The fourth is dynamic cards. If the agent sees a task like "watch this video," it should be able to create a watch card. If it sees "email someone," it can create a draft card. If it sees "go somewhere," it can create a map or travel card. The user should not need to request the card explicitly every time. The agent should recognize when a visual or interactive artifact would help.
## How It Works
Nanobot is the agent runtime. It owns the conversation loop, tool calls, memory, sessions, channels, and integrations. Life OS uses Nanobot as the reasoning and action layer, then builds a personal interface on top of it.
The web UI is the attention layer. It shows the feed, chat, session drawer, voice mode, inbox, and cards. The UI is designed around fast switching between conversation and context rather than separating them into unrelated apps.
Cards are the interface contract. A card is a small HTML/CSS/JavaScript artifact with enough structure for the system to render, prioritize, edit, and pass as context to the agent. This matters because new use cases should not require rebuilding the core app. If the agent needs a new interactive card, it should be able to generate one with standard web primitives.
Tools are the action layer. Nanobot can read and write files, update tasks, manage cards, interact with calendar APIs, search, fetch, run controlled shell commands, and use configured MCP servers. The agent is not just producing text. It can modify the state that appears in the feed.
Priority is the organizing principle. Instead of keeping upcoming events below backlog tasks because they live in different sections, the feed should rank what matters. A persistent weather card can sit at the top because it is always useful in the morning. A high AQI alert should appear only when it actually matters. A snoozed all-day event should stop demanding attention.
## Why It Is Different
Many AI apps are chat boxes attached to tools. Many productivity apps are databases with reminders. Life OS is trying to be something in between: a personal context surface where the agent can create and maintain the interface itself.
That difference changes the design constraints.
The UI has to be fast because the user should not wait for a voice/WebRTC connection just to type a message.

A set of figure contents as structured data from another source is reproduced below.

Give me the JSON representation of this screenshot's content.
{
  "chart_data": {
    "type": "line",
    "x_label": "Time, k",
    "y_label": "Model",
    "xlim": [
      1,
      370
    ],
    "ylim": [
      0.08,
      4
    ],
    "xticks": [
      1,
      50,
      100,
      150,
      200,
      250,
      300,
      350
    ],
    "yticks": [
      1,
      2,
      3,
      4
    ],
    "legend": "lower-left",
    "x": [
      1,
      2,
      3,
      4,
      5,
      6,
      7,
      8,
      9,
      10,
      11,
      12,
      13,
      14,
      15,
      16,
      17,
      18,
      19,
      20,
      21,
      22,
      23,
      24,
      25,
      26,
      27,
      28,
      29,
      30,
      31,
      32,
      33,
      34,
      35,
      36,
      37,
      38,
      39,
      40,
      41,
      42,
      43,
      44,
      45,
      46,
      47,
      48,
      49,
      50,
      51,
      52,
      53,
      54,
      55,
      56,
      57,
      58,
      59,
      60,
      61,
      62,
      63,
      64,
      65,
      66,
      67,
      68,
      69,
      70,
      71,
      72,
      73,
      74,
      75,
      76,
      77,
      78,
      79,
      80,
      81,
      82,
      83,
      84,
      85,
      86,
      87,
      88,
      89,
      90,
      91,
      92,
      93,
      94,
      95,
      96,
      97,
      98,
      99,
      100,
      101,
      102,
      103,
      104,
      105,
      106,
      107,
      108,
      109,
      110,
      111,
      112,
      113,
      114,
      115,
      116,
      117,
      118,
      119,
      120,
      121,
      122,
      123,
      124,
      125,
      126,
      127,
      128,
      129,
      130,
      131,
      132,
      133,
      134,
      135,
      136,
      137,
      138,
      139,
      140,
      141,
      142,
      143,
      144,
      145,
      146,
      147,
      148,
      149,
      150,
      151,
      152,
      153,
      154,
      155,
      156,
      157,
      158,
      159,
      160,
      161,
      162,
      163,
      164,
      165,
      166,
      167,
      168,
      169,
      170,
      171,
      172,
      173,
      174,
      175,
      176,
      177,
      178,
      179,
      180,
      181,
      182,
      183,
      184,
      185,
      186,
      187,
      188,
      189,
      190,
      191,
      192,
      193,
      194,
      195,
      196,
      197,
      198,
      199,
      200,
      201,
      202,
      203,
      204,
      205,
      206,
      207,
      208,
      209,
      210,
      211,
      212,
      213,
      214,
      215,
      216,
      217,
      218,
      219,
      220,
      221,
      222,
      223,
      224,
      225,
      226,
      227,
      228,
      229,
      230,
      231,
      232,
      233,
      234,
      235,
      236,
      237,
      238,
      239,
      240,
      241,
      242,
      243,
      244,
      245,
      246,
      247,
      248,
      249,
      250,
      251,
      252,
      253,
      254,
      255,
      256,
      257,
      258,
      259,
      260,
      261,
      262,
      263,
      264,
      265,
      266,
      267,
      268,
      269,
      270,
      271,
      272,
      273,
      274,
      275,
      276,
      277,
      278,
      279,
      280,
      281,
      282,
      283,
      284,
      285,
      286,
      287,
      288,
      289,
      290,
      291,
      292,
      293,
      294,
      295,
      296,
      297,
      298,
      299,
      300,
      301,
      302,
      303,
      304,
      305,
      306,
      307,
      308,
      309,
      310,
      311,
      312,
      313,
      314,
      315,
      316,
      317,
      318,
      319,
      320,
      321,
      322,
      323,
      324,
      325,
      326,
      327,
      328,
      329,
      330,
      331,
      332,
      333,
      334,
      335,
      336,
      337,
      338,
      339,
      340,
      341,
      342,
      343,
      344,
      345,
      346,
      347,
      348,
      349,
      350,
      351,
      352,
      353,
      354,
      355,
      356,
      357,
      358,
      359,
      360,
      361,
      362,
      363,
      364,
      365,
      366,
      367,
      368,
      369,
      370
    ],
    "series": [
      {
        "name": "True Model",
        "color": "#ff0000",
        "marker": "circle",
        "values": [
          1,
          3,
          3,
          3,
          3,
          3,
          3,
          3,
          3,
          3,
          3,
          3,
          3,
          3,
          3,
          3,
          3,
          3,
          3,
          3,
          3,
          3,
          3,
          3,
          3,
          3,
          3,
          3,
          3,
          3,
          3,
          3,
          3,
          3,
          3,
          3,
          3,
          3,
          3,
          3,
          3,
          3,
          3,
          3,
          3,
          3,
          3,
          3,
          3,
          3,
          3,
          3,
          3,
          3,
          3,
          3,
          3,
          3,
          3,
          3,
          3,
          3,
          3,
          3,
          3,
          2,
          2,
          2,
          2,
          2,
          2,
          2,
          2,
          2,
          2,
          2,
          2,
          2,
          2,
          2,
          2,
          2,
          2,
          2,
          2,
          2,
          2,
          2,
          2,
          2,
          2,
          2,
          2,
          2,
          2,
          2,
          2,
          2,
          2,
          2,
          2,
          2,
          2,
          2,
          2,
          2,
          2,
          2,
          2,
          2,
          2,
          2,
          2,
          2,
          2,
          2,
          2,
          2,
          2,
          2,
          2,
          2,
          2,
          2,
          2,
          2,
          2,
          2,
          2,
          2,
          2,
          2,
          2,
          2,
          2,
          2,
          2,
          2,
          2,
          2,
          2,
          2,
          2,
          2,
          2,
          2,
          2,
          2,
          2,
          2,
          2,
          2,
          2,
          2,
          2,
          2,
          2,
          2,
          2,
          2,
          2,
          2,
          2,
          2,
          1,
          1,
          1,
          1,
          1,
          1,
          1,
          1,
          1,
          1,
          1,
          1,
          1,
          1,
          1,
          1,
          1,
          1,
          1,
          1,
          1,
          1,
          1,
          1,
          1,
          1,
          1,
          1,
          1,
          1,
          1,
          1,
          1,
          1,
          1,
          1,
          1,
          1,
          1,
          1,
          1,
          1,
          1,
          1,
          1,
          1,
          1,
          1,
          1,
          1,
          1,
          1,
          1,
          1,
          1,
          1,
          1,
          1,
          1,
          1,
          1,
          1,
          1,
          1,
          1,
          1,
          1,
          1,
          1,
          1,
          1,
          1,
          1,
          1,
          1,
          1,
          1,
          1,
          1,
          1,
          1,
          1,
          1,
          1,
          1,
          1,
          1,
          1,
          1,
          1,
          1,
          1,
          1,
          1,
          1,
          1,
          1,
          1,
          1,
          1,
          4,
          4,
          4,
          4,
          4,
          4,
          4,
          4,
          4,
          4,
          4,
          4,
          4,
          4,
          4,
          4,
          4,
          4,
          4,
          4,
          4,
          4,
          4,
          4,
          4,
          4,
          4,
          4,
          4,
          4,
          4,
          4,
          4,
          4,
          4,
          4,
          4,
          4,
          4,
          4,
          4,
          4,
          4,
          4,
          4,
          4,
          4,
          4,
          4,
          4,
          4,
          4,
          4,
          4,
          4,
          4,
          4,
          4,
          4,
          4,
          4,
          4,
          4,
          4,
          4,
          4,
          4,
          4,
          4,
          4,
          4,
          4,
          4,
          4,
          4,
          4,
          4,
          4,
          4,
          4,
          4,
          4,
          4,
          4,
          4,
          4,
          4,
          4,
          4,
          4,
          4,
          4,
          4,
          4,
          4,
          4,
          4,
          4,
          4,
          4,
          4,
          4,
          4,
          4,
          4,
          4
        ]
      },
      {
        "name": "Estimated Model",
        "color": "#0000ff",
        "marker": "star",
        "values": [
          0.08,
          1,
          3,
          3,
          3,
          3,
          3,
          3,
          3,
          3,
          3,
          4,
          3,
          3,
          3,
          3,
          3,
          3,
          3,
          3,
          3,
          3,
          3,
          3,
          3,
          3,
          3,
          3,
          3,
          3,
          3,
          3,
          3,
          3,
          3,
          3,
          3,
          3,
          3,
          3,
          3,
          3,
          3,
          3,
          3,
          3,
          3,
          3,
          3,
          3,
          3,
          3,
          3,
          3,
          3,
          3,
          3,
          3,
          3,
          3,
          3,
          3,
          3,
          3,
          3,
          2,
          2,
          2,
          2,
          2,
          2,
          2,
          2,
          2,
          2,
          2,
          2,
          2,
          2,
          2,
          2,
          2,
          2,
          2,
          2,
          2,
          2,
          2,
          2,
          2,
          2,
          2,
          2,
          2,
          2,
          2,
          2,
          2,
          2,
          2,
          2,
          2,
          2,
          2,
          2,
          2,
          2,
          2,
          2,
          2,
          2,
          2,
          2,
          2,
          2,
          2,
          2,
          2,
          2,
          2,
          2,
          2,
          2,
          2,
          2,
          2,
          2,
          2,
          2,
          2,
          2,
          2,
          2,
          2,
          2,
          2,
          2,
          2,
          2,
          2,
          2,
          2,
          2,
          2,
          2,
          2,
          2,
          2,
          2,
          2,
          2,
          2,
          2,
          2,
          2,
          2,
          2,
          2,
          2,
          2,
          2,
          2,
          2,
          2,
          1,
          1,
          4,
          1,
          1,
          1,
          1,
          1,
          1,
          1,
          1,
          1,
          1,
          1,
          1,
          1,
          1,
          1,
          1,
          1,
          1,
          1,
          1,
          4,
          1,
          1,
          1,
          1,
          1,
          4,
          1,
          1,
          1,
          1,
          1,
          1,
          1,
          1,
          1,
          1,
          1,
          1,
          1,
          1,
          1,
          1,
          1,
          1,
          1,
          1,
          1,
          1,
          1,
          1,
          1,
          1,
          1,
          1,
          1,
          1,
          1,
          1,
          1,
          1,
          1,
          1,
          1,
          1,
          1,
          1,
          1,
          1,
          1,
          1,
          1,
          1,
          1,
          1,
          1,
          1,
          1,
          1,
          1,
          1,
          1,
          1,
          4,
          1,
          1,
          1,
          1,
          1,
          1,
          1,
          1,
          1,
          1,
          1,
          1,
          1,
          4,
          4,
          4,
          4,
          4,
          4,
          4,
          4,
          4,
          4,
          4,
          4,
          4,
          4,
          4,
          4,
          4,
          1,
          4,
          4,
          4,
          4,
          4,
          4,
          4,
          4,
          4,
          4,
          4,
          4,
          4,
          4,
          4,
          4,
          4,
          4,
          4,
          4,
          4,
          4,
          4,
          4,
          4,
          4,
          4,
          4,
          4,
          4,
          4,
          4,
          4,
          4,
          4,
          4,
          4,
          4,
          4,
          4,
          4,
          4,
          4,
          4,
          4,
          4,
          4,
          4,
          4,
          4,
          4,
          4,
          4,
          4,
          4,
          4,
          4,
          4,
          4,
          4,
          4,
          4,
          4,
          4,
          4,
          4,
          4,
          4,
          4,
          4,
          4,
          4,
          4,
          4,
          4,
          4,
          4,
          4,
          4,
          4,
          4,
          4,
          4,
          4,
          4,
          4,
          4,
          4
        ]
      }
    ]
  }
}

It has to be glanceable because attention is limited. It has to support dynamic cards because new real-world needs appear constantly. It has to preserve context without becoming noisy. It has to let the agent help without forcing the user to babysit every step.
The most interesting part is the workbench concept. Temporary visual artifacts can appear inside the chat as draftable, disposable objects. If they become important, they can be promoted into the main feed. This creates a path from conversation to durable attention without making every experiment permanent.
## Where It Is Going
The long-term direction is an ambient personal assistant that can capture, distill, and act.
Imagine saying something in passing, having the system recognize it as a possible task, putting it into the inbox, grooming it into a concrete action, attaching the right helper card, and surfacing it at the right time. Imagine your calendar, weather, location, tasks, and recent conversations all influencing what rises to the top without you manually organizing the system.
That is the promise of Life OS: not a smarter todo list, but a living interface for attention, context, and action.
It is still an experiment, but the shape is clear. The app should help you notice what matters, capture what would otherwise be lost, and let the agent build the small tools you need exactly when you need them.